Un capitalismo que ya no puede crecer, sino conquistar anuncia la forma de gestionar que
asumirán doxócratas y oligarcas en los próximos cinco años.
Las necesidades obligarán a multiplicar el asedio a los recursos y a proteger los de los aliados.
Entonces se producirá inevitable una batalla generalizada. Los poderes intrínsecos de los metales y
la energía de los estados industrializados se expandirán, florecerán. Los doxócratas se lanzarán a la
conquista. Desencadenadas esas potencialidades en el holocausto de las razas inferiores, dejarán al
mundo, por un tiempo, librado a la paz de los cementerios o al terrorismo de estado. Queda en
incógnita la intensidad de la batalla y los limites que se den a la destrucción. La victoria tampoco
está asegurada, pues conquistar las ruinas de un planeta y encontrarse con una revolución
inesperada será quizás la peor y definitiva derrota del capitalismo.

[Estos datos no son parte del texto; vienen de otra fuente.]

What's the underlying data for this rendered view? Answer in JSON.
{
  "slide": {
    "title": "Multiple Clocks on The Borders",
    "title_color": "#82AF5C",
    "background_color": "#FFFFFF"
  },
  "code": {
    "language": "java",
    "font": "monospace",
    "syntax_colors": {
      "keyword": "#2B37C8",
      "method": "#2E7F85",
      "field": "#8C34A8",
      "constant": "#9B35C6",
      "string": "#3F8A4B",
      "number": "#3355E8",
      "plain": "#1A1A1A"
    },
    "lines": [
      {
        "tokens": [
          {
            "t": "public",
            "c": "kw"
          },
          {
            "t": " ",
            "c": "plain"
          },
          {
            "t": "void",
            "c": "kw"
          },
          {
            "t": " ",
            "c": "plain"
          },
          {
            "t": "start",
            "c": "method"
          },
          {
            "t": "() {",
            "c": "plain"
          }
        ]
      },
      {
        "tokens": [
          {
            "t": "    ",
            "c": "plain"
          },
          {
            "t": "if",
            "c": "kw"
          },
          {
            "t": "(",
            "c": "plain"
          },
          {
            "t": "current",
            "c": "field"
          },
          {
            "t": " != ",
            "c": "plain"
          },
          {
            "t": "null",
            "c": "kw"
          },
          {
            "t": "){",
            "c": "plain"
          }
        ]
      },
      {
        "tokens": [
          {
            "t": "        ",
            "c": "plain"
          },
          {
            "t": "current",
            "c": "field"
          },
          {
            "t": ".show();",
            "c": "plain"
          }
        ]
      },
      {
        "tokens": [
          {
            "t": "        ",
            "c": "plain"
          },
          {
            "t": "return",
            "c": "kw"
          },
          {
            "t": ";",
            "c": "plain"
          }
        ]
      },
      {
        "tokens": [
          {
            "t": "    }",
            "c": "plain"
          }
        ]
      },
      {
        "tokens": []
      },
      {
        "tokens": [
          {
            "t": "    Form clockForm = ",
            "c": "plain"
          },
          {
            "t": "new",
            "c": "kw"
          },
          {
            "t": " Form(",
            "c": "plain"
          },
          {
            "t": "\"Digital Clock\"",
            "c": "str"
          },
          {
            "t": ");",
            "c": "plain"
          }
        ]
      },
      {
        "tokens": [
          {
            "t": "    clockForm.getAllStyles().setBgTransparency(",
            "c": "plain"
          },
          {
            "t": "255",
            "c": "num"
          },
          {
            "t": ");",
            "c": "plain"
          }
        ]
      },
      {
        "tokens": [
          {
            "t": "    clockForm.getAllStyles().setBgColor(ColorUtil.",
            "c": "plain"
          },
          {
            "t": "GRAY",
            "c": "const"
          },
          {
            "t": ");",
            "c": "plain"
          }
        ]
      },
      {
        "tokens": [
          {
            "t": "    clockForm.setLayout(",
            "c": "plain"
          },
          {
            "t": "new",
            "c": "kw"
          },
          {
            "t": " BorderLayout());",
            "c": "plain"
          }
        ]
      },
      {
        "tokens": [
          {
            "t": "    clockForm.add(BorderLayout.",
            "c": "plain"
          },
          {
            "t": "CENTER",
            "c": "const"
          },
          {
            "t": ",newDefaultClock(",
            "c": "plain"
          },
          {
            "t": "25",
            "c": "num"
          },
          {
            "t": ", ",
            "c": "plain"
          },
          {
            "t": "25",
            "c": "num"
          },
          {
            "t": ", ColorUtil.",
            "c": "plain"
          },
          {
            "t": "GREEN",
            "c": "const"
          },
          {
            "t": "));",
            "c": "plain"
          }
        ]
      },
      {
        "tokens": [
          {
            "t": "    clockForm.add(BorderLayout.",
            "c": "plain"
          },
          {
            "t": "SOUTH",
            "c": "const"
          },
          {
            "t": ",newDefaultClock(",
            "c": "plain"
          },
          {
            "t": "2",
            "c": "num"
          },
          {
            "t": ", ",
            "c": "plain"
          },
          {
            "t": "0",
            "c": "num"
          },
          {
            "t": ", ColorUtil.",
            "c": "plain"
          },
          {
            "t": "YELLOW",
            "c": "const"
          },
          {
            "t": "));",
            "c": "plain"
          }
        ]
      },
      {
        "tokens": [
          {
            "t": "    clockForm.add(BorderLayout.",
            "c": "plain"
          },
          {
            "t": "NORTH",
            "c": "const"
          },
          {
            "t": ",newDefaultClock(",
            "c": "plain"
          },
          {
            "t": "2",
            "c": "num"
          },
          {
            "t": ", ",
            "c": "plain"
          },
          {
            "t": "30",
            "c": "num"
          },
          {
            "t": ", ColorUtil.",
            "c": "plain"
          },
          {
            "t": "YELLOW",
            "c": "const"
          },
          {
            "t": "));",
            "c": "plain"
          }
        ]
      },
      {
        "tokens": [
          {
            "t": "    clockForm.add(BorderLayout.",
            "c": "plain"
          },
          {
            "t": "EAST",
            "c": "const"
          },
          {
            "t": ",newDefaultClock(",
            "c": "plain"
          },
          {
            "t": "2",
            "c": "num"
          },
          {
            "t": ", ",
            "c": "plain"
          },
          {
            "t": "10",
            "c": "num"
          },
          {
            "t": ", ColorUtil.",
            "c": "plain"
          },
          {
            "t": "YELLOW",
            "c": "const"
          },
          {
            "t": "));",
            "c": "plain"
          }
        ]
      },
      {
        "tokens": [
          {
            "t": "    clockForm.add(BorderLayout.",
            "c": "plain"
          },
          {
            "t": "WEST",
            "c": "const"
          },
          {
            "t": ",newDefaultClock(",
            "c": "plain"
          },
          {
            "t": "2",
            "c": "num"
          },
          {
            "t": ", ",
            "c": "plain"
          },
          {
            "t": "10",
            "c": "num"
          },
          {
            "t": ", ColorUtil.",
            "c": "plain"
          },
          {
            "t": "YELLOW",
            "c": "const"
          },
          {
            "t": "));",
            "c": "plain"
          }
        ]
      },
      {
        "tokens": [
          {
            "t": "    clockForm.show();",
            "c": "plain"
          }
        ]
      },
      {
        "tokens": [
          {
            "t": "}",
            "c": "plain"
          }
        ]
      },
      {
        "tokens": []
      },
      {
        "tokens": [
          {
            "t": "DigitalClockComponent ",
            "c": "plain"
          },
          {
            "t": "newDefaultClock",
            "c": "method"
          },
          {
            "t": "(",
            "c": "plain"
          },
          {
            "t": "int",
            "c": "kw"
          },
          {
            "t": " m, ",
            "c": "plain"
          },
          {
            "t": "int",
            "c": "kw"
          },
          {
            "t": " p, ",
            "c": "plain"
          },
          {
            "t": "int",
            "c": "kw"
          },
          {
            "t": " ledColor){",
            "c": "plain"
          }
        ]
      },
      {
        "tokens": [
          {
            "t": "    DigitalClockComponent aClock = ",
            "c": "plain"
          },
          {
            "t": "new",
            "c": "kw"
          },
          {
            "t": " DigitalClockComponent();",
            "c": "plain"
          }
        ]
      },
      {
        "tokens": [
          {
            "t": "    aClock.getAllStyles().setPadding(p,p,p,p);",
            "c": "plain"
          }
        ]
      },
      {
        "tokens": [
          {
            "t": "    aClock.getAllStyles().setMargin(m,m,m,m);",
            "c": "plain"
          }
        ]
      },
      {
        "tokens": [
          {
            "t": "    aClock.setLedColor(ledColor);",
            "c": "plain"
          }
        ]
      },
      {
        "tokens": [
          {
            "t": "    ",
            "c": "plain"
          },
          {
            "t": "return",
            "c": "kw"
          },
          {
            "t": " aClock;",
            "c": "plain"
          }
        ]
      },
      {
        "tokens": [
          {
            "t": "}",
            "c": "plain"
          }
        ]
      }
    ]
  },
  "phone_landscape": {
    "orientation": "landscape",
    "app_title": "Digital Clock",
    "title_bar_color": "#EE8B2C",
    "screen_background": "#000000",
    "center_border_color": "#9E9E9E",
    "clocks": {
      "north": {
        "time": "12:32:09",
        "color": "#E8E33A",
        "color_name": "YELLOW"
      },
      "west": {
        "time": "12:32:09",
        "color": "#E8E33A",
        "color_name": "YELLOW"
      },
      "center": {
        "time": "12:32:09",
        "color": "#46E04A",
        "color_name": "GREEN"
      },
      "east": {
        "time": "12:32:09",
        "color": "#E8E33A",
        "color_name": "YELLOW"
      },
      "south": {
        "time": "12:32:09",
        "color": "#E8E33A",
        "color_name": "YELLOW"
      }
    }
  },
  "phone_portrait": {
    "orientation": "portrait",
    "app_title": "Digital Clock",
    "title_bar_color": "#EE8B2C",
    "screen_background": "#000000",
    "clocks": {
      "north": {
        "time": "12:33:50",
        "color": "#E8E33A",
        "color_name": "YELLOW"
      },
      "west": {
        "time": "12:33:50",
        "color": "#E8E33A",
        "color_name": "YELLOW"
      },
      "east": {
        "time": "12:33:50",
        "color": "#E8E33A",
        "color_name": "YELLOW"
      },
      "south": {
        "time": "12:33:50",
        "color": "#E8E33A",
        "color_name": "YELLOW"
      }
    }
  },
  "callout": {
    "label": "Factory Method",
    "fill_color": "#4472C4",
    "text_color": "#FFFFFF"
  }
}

Segundo: Carencias y recambio.
Los utopistas del siglo XVII imaginaron un mundo donde los cambios eran sociales, pero no
tecnológicos. De la misma manera que quizás hoy los utopistas imaginan cambios importantes en
las ciencias cuando en realidad serán en los Estados.
Más allá de las guerras, internas y externas, de cuya intensidad nadie pede hacer predicciones,
una reducción de la disponibilidad energética y de materias primas, adosada a las altas tecnologías
finas de la informática y la electrónica, pueden dar como resultado un mundo ordenado en su
distribución de riquezas y en sus libertades.

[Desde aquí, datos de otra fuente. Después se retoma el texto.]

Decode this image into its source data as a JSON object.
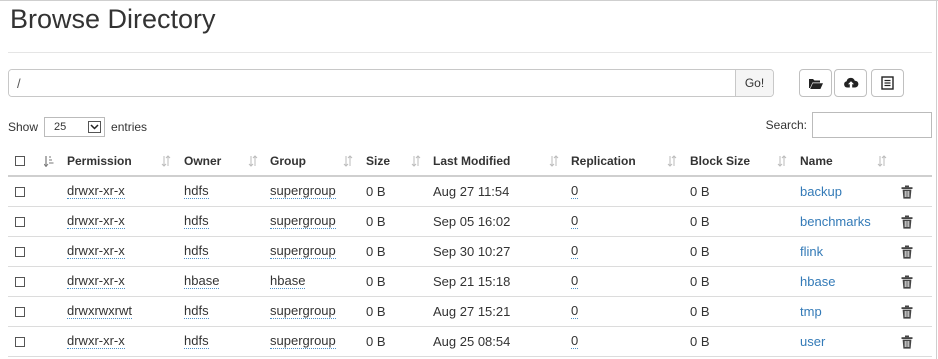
{
  "page": {
    "title": "Browse Directory"
  },
  "pathbar": {
    "value": "/",
    "go_label": "Go!"
  },
  "toolbar": {
    "icons": [
      "folder-open-icon",
      "cloud-upload-icon",
      "list-icon"
    ]
  },
  "entries": {
    "show_label": "Show",
    "selected": "25",
    "suffix_label": "entries"
  },
  "search": {
    "label": "Search:",
    "value": ""
  },
  "table": {
    "columns": [
      "Permission",
      "Owner",
      "Group",
      "Size",
      "Last Modified",
      "Replication",
      "Block Size",
      "Name"
    ],
    "rows": [
      {
        "permission": "drwxr-xr-x",
        "owner": "hdfs",
        "group": "supergroup",
        "size": "0 B",
        "modified": "Aug 27 11:54",
        "replication": "0",
        "block_size": "0 B",
        "name": "backup"
      },
      {
        "permission": "drwxr-xr-x",
        "owner": "hdfs",
        "group": "supergroup",
        "size": "0 B",
        "modified": "Sep 05 16:02",
        "replication": "0",
        "block_size": "0 B",
        "name": "benchmarks"
      },
      {
        "permission": "drwxr-xr-x",
        "owner": "hdfs",
        "group": "supergroup",
        "size": "0 B",
        "modified": "Sep 30 10:27",
        "replication": "0",
        "block_size": "0 B",
        "name": "flink"
      },
      {
        "permission": "drwxr-xr-x",
        "owner": "hbase",
        "group": "hbase",
        "size": "0 B",
        "modified": "Sep 21 15:18",
        "replication": "0",
        "block_size": "0 B",
        "name": "hbase"
      },
      {
        "permission": "drwxrwxrwt",
        "owner": "hdfs",
        "group": "supergroup",
        "size": "0 B",
        "modified": "Aug 27 15:21",
        "replication": "0",
        "block_size": "0 B",
        "name": "tmp"
      },
      {
        "permission": "drwxr-xr-x",
        "owner": "hdfs",
        "group": "supergroup",
        "size": "0 B",
        "modified": "Aug 25 08:54",
        "replication": "0",
        "block_size": "0 B",
        "name": "user"
      }
    ]
  },
  "colors": {
    "link": "#337ab7",
    "text": "#333333",
    "border": "#dcdcdc"
  }
}
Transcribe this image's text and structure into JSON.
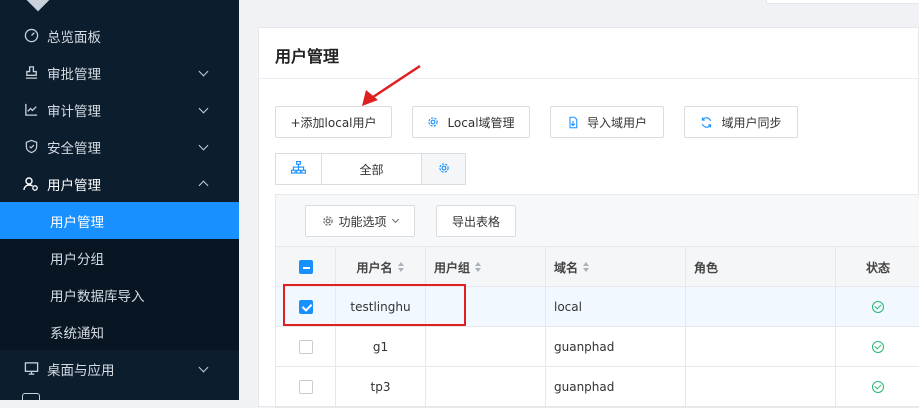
{
  "sidebar": {
    "items": [
      {
        "label": "总览面板",
        "icon": "dashboard-icon"
      },
      {
        "label": "审批管理",
        "icon": "stamp-icon"
      },
      {
        "label": "审计管理",
        "icon": "trend-chart-icon"
      },
      {
        "label": "安全管理",
        "icon": "shield-icon"
      },
      {
        "label": "用户管理",
        "icon": "user-settings-icon"
      },
      {
        "label": "桌面与应用",
        "icon": "monitor-icon"
      }
    ],
    "subitems": [
      {
        "label": "用户管理"
      },
      {
        "label": "用户分组"
      },
      {
        "label": "用户数据库导入"
      },
      {
        "label": "系统通知"
      }
    ]
  },
  "page": {
    "title": "用户管理"
  },
  "toolbar": {
    "add_local_user": "+添加local用户",
    "local_domain_manage": "Local域管理",
    "import_domain_user": "导入域用户",
    "domain_user_sync": "域用户同步"
  },
  "filter": {
    "all": "全部"
  },
  "table": {
    "func_options": "功能选项",
    "export": "导出表格",
    "headers": {
      "username": "用户名",
      "group": "用户组",
      "domain": "域名",
      "role": "角色",
      "status": "状态"
    },
    "rows": [
      {
        "username": "testlinghu",
        "group": "",
        "domain": "local",
        "role": "",
        "checked": true
      },
      {
        "username": "g1",
        "group": "",
        "domain": "guanphad",
        "role": "",
        "checked": false
      },
      {
        "username": "tp3",
        "group": "",
        "domain": "guanphad",
        "role": "",
        "checked": false
      }
    ]
  },
  "colors": {
    "sidebar_bg": "#0c1d2e",
    "accent": "#1890ff",
    "status_ok": "#2bb673",
    "annotation": "#e02020"
  }
}
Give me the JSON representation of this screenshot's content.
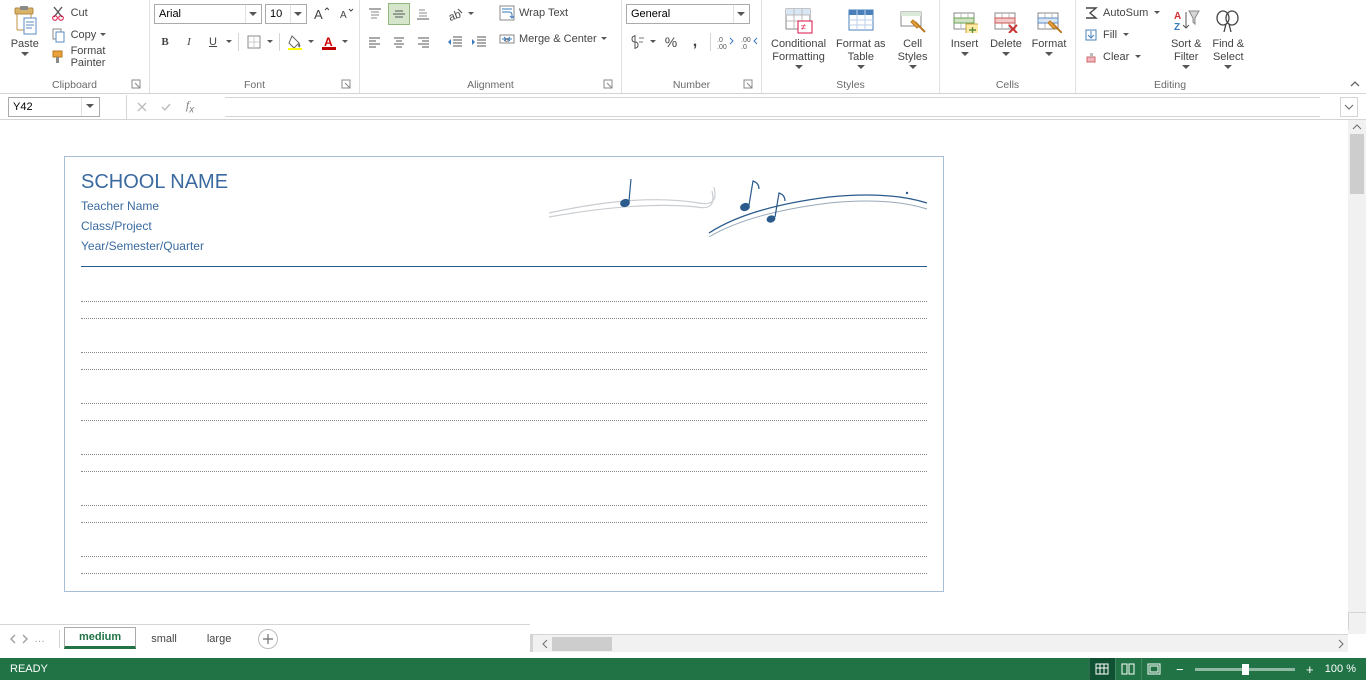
{
  "ribbon": {
    "clipboard": {
      "label": "Clipboard",
      "paste": "Paste",
      "cut": "Cut",
      "copy": "Copy",
      "format_painter": "Format Painter"
    },
    "font": {
      "label": "Font",
      "font_name": "Arial",
      "font_size": "10"
    },
    "alignment": {
      "label": "Alignment",
      "wrap_text": "Wrap Text",
      "merge_center": "Merge & Center"
    },
    "number": {
      "label": "Number",
      "format": "General"
    },
    "styles": {
      "label": "Styles",
      "conditional": "Conditional\nFormatting",
      "format_as_table": "Format as\nTable",
      "cell_styles": "Cell\nStyles"
    },
    "cells": {
      "label": "Cells",
      "insert": "Insert",
      "delete": "Delete",
      "format": "Format"
    },
    "editing": {
      "label": "Editing",
      "autosum": "AutoSum",
      "fill": "Fill",
      "clear": "Clear",
      "sort_filter": "Sort &\nFilter",
      "find_select": "Find &\nSelect"
    }
  },
  "namebox": {
    "value": "Y42"
  },
  "formula_bar": {
    "value": ""
  },
  "document": {
    "title": "SCHOOL NAME",
    "teacher": "Teacher Name",
    "class": "Class/Project",
    "term": "Year/Semester/Quarter"
  },
  "sheets": {
    "tabs": [
      "medium",
      "small",
      "large"
    ],
    "active": "medium"
  },
  "statusbar": {
    "status": "READY",
    "zoom": "100 %"
  }
}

Las dificultades para sobrevivir en el desorden y en los odios de clase pueden abrir paso a
sociedades donde la justicia sea un imperativo. Y cuando me restrinjo a la superación de los odios
de clase como condición, es porque los otros, los de raza o religión, son promovidos por los
dirigentes para reinar sobre las divisiones, sean internas de un país o exportadas a otros. Sin esa
provocación generada desde arriba, los pueblos tienden naturalmente a la próspera concordia,
aquella que reclamaba para salvar su cabeza Cicerón, la concordia ordinum en su caso, limitada al
buen orden de las diferentes clases romanas. Y no era descabellada la prédica de Cicerón, porque
luego de batallas incontables del bello civile, fue al final, bajo las paz augustea que cada uno volvió
a su lugar, pero las dos clases originales de la disputa habían abandonado el protagonismo político a
dos nuevos actores: la gran oligarquía financiera-terrateniente y los centuriones bárbaros. La vieja
aristocracia senatorial del cursus honorum y la plebs de los tribunos con veto ya no ejercían más
que una autoridad subalterna y honorífica. En el mundo variado y desarticulado del futuro, confío,
ilusamente, que algunas sociedades desarrollen constituciones y mores consultativos, asamblearios,
moralidad al fin. Simiente de las democracias directas que la cibernética posibilita. La debilidad de
la justificación de derecho que ostentan los cuerpos represivos es una puerta abierta a esta chance,
pues las carencias debilitan las certidumbres legales de los mismos, permanentemente confrontados
a pegarles a los abuelos y a los trabajadores. Cierto que los que siguen las carreras de las armas o
hacen escuela para garantizar el orden, reciben una formación de violencia que se agrega a sus
siempre sádicas tendencias naturales y los hacen bastante impermeables a los aires sociales… pero
no a las balas, que suelen convencerlos de su equivocación política cuando no entienden razones.
Es evidente que en momentos de carencia mayor, si los estados no logran coordinar las
voluntades, la violencia los superará en un desorden irrecuperable. Los estados fallidos no tienen
clases dominantes, sino grupos de poder. Extendido este fenómeno, muchas naciones estarían en
manos de oligarcas sin voluntad de convencer a nadie, solo ocupados en vencer al otro.